This week in 1888 the newspapers were carrying the details of the murder of Martha Tabram whose body had been discovered on the first floor landing of a black of flats in George Yard, off Whitechapel High Street.
George Yard is the first stop on our Walking Tour around Jack the Ripper’s London and it is still a very atmospheric thoroughfare today, albeit its name has now been changed to Gunthorpe Street.
There is a great deal of debate as to whether or not Martha Tabram (who was also known as Martha Turner) was a victim of Jack the Ripper. The general consensus is that she wasn’t, although there is some evidence to suggest that she may have been his first victim.
What is certain, however, is that her murder caused a general feeling of unease to ripple through the district as people could not comprehend the horror of what had happened to her.
But reading the newspapers for this week other stories appear that illustrate just how violent the area could be in 1888.
One story, carried by the East London Observer had the somewhat sensationalist headline “A Female Cannibal – Exemplary Punishment.”
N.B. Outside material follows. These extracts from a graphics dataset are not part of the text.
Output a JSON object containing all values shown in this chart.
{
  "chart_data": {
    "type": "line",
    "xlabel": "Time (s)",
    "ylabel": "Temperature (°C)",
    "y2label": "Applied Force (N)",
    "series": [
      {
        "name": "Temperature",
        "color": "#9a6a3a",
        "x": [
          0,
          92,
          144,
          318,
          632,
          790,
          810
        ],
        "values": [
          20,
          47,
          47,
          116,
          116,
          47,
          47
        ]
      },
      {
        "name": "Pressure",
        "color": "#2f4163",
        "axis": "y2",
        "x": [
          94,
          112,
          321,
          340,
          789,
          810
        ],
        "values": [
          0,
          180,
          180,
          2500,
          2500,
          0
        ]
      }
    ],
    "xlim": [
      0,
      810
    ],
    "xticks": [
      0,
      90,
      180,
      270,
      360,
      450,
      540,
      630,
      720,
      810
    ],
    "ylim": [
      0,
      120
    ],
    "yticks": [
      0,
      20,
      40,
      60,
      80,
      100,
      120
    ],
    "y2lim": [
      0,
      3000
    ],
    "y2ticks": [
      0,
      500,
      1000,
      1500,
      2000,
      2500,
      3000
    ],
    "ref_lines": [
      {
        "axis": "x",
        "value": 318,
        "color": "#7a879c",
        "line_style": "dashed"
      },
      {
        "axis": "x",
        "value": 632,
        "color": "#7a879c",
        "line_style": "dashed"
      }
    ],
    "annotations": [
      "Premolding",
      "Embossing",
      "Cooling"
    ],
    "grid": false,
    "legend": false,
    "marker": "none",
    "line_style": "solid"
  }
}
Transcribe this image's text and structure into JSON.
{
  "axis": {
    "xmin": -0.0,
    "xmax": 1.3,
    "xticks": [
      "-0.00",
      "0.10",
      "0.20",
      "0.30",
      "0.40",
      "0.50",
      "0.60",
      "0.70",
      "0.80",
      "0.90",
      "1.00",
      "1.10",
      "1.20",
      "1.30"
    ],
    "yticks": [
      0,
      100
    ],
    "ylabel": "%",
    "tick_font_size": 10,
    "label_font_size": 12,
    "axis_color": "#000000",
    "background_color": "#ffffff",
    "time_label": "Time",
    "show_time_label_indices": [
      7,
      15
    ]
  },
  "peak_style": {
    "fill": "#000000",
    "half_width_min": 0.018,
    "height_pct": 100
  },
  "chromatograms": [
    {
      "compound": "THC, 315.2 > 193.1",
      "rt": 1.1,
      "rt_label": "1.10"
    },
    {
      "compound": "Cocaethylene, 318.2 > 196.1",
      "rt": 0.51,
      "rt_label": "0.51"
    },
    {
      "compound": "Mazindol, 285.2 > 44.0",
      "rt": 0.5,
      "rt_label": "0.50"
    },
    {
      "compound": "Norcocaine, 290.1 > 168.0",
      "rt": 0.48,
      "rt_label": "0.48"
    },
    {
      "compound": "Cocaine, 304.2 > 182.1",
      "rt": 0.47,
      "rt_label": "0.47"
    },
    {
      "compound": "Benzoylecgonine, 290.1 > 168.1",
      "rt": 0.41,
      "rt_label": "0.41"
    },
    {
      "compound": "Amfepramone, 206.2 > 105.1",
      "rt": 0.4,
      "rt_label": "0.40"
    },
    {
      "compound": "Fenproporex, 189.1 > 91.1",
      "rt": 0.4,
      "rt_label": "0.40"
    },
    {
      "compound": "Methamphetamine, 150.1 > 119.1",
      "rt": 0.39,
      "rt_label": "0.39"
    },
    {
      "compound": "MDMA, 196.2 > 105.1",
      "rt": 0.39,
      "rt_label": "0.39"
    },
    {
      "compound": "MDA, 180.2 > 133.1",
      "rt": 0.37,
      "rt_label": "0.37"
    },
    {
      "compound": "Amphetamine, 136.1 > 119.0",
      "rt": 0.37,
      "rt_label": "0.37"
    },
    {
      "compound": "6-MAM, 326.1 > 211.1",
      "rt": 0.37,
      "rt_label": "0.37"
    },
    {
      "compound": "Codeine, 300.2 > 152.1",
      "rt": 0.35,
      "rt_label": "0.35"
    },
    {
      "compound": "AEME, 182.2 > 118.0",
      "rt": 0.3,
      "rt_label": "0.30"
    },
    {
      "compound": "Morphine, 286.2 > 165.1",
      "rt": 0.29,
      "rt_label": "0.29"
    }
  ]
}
The subsequent article told how a lady by the name of Eliza Borman, who lived in Poplar, East London, had been assaulted by 19 year old Bridget Dooley.
Apparently Dooley had dragged Borman to the floor by her hair and had then proceeded to bite her on the forehead before forcing her [Borman’s] thumb into her [Dooley’s] mouth and biting it.
At here subsequent hearing at Thames Police Court the presiding magistrate, Mr Lushington sentenced Borman to four months hard labour observing that if she chose to “act like a brute and a beast” she must put up with the consequences.
The same issue of the East London Observer carried a report about a 16 year old girl named Emily Banner who was charged with assaulting Elizabeth Barber by knocking her down and kicking her. Apparently Banner was then dragged off her victim by a group of men but she then follow Barber carrying a large hat pin which she proceeded to thrust into her victim’s right eye. The pin broke in half, whereupon Banner thrust the other portion into Barber’s right breast.
These stories, appearing in the newspaper on the same day that it was reporting the murder of Martha Tabram show that the area, even without the crimes of Jack the Ripper, was a prone to its fair share of street violence.